Lau suggested that HR can take a proactive role and remind employees to review their MPF investment portfolio regularly, to ensure it remains in line with their investment objectives, preferred asset allocation and risk tolerance level.

“In general, it’s good practice to conduct a portfolio review once every six months to a year. A review should also be undertaken when entering a new life stage  for example, getting married or having a child – to allow for timely adjustments to the portfolio where needed,” added Lau.

Adapting MPF during challenging times
“Given the outbreak of COVID-19, many employer clients are adapting a work-from-home arrangement,” said Rainbow Pan, general manager for Wealth and Pensions at Sun Life Hong Kong.

To combat the inconvenience Pan advised arranged online support to employers such as investment webinar to their employees and keeping abreast of the latest market trend under the fluctuating investment market is also prudent, as well conducting “regular online meeting with employer clients to ensure all MPF administrative works are running as usual during the period”.

A digital approach can also pay dividends. Pan suggests that by organising segmented investment webinars, providers can effectively communicate with members on their respective investment objectives and provide appropriate insights useful at different stages of an employee’s life.

For employee ease of keeping up to date on their MPF, a provider that has app capability is also a plus. A surprising number of MPF providers still don’t have this feature.

“We are going to launch a mobile app to clients in late 2020,” said Pan, “giving clients
more tools to manage their MPF at any time.”

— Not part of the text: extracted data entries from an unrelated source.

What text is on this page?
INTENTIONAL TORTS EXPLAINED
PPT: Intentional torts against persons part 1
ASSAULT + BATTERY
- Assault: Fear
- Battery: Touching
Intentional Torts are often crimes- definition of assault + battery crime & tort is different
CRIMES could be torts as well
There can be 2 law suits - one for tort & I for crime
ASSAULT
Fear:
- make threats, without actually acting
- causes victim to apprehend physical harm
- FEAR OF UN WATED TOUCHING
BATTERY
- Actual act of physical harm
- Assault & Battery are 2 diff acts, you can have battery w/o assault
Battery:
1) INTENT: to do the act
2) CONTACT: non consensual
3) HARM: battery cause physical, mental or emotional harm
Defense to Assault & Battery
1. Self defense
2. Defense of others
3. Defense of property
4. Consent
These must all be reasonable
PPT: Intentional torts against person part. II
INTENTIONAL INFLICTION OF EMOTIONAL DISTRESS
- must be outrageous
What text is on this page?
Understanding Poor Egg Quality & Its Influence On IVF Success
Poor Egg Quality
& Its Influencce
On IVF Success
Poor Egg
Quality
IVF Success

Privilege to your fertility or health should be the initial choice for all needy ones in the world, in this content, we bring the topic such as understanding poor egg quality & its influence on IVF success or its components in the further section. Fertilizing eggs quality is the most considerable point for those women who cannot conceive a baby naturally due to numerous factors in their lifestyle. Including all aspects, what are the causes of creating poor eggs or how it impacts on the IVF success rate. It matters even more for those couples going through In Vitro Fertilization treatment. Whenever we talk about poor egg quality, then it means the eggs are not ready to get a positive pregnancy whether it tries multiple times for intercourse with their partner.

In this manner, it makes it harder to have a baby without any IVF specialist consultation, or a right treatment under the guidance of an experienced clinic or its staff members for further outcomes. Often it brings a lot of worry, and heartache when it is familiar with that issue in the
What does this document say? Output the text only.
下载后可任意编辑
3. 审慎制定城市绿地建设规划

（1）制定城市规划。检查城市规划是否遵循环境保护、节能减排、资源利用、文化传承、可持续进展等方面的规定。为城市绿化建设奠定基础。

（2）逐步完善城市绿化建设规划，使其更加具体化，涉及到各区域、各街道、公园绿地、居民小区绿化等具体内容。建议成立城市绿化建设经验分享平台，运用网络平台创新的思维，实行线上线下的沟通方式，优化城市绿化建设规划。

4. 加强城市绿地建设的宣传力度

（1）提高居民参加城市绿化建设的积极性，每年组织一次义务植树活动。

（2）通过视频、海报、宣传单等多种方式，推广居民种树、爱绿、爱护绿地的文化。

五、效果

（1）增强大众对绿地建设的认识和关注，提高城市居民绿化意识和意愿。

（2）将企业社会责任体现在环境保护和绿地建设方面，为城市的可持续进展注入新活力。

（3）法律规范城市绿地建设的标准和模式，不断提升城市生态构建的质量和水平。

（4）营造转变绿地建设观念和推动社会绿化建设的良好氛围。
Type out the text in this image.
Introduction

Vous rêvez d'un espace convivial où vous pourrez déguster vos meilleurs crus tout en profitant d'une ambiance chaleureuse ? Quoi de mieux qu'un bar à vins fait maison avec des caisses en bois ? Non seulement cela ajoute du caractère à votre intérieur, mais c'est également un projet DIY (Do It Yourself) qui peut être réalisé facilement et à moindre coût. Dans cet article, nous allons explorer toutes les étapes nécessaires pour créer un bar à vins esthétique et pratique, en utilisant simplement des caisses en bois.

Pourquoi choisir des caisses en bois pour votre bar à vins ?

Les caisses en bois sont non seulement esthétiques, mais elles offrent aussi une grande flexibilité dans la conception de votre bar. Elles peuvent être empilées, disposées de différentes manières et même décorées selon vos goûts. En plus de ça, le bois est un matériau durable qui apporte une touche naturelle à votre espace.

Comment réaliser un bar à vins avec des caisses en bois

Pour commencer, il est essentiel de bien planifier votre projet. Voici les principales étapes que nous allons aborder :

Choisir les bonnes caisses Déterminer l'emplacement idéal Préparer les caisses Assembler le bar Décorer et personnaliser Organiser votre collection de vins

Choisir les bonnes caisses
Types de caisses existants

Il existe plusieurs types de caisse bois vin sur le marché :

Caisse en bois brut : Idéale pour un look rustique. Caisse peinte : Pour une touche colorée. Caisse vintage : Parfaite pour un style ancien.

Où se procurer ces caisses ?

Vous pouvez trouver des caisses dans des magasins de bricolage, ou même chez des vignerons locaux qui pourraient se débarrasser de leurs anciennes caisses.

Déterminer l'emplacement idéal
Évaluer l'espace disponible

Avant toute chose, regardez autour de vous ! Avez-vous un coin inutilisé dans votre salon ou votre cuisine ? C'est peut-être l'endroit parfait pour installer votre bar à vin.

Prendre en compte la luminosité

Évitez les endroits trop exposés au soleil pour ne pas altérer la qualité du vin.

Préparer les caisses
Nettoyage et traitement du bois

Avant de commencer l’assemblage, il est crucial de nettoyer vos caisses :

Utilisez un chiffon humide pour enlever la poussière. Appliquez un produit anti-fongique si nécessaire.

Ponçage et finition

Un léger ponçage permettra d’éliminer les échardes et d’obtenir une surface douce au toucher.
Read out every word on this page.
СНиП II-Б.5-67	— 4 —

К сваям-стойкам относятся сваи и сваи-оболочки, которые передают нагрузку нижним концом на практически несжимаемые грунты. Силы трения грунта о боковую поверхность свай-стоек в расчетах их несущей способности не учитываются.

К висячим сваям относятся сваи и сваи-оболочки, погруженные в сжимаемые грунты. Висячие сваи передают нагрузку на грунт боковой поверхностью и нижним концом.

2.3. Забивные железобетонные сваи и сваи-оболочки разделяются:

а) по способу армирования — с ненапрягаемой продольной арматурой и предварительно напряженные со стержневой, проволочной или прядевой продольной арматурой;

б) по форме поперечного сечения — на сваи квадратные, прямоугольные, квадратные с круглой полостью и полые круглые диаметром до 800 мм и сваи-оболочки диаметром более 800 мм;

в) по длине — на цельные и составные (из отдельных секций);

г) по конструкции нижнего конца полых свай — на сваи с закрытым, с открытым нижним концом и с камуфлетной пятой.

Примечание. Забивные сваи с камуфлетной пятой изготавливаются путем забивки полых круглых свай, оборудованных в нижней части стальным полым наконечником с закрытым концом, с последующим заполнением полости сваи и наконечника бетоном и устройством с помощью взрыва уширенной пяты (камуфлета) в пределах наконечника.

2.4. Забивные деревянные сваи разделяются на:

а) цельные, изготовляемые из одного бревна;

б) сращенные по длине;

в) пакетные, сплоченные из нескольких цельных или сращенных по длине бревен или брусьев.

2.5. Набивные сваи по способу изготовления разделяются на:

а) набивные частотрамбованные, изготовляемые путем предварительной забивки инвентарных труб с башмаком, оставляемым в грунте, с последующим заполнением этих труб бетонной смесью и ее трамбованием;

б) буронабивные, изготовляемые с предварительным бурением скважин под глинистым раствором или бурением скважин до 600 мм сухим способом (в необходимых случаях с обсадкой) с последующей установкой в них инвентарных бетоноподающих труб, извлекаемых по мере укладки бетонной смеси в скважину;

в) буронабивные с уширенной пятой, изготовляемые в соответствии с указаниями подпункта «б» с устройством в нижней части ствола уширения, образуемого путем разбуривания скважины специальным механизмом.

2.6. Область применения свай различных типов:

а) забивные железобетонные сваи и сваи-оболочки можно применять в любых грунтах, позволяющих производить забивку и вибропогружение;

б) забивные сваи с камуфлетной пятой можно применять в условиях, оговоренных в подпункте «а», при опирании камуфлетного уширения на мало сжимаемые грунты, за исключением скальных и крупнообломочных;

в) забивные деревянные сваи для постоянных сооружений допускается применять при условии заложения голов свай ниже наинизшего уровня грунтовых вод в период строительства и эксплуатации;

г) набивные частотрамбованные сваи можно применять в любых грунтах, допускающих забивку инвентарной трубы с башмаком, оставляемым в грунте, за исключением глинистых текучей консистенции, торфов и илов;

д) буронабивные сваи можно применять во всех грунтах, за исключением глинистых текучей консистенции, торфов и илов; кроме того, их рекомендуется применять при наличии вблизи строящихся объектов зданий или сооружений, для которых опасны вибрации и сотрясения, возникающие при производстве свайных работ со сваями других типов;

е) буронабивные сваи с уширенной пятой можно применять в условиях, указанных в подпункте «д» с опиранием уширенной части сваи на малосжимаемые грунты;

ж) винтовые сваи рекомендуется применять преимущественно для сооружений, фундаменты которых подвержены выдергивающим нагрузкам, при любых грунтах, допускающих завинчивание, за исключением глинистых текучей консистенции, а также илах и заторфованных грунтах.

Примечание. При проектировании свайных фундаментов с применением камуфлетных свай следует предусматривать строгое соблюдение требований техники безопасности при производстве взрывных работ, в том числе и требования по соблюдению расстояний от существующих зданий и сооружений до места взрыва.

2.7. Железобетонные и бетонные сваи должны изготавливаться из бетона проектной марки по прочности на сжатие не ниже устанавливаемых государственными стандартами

Although in some regards MPF is one aspect of employee benefits that remains business-as-usual during the pandemic, sound investment principles still apply.

“Other than returns, service is the second most important factor to consider,” said Pan.

“MPF providers should provide employers and employees with perfect tools for MPF management in an efficient way like arranging digital access of MPF accounts and carry out MPF management like fund switching,” she added.

“Traditional thinking tends to be “big is better”, observed Chung from MPF Ratings.

“But the data we published in July would suggest otherwise. What I would say though is again employers and employees need to look at the broader picture.

“Some of the smaller schemes are delivering better performance, but do they have a broad range of fund choice suitable to all employees of a company? Do they offer efficient services and do they provide the type of engagement with employees which the bigger schemes can do with better resources? All these things need to be considered,” Chung concluded.